Monday, November 03, 2014

While I Was Sleeping

I wrote a really long post the other day. I didn't post it because it felt rambling and disoriented. Today I checked and ... yeah ... rambling and disorientated. Delete.
For the first few days of my recovery I was drugged and mostly asleep. Even when I wasn't asleep I often had my eyes closed because I was nauseated. I didn't even turn on the computer. I checked Facebook on my phone from time to time but it was all a bit of a blur. And there were interesting things happening that I wanted to have conversations about but I couldn't form coherent thoughts.

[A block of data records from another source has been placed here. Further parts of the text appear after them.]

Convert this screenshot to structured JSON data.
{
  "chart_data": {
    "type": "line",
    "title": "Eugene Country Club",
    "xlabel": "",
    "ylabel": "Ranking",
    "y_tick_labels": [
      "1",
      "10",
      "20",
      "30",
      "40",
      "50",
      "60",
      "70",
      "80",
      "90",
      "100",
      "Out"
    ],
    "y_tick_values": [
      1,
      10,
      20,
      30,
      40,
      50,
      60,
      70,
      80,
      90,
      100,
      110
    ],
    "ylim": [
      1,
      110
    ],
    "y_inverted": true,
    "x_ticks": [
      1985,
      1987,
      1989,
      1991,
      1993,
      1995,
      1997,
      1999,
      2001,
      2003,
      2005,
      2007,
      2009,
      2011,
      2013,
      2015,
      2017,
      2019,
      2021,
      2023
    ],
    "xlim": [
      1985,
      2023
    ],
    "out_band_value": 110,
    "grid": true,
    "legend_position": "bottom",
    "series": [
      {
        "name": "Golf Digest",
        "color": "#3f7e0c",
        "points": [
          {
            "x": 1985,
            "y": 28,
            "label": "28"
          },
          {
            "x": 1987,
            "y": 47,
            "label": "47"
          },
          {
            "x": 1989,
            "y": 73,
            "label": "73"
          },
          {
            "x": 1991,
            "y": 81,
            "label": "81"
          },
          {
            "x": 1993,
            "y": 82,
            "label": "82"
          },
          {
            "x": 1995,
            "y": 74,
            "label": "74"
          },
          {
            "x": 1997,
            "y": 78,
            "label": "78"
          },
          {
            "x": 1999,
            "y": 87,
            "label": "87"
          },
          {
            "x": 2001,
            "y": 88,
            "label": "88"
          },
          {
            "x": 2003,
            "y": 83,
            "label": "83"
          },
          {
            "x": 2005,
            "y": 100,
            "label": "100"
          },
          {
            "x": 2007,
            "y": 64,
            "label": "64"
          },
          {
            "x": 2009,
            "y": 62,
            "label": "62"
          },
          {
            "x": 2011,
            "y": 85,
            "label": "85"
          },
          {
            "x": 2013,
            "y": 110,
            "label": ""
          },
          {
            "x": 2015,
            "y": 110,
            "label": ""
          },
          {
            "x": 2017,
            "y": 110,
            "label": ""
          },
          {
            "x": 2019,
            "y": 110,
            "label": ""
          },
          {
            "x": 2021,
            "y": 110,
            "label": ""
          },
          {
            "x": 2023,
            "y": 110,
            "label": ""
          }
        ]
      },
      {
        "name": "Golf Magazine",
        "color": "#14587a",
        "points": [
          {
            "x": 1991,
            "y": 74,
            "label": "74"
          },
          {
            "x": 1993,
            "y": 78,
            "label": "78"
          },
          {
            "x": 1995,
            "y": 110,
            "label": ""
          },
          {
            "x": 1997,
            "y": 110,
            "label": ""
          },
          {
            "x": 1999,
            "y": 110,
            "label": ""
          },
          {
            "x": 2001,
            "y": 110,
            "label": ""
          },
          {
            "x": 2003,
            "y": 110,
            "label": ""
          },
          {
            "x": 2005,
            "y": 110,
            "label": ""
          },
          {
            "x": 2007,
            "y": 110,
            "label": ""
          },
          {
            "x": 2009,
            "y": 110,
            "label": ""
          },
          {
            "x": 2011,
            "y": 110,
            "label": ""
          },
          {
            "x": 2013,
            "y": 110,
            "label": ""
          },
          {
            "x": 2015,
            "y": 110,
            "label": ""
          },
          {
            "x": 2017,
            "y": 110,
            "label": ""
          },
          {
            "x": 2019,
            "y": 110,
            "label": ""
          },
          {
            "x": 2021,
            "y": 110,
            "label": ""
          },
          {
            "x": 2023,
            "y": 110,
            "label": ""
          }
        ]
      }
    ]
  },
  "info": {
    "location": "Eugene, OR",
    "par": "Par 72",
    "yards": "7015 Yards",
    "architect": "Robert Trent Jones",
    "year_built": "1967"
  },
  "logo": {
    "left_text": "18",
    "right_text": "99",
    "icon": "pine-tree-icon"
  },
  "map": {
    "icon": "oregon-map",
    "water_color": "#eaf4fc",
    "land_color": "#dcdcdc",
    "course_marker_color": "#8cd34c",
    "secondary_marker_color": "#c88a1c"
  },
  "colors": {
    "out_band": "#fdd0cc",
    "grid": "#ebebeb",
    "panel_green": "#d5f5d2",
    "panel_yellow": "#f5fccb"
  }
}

This happens to me even when I'm not on drugs. I rarely have opinions that don't include accommodation of other possibilities. It's a relief when I do have an absolute feeling. Most of the time I am arguing internally. I actually want this level of discomfort because I want to be intellectually open and flexible. Boundaries usually feel semipermeable.  
The post was about my desire for complexity in conversations. And that is all. The problem with it was me trying to use a few cultural events to talk about it and being all over the map.
So I get why it's hard for me to write much. My thinking is static, meandering, abstract. Not necessarily bad thinking but not exactly easy to organize. It's one of the reasons I don't do much on Twitter.
Heh.
Sometimes I don't let it stop me. I write the wandering loopy stuff out and toss it into the fray.
The problem is that I still want to have the conversations. There was a cafe time in my life. I wandered from cafe to cafe meeting up with friends and talking. I didn't have much money so I mostly drank coffee. I can remember feeling an electric buzz in my blood stream from day long caffeine. It was fun.
And the early days of blogging felt a bit like that. Like there were conversions popping everywhere and it was possible to participate. All that is still out there but I am not as willing to engage. Conversations in comment boxes don't always work.
I think the fact that I was only half awake made me want to participate more than the days when I'm scrolling along skipping the four hundred posts about famous people (except Joni Mitchel and Leonard Cohen and Ram Das) (and Wavy Gravy) skipping the constructed social models and new health trends. Skipping the endless quiz-of-the-day (mostly.) Skipping the animals and babies unless they belong to a friend.
It might have been funny to post the rambling disoriented post. I may flatter myself to imagine most of my posts aren't rambling and disoriented.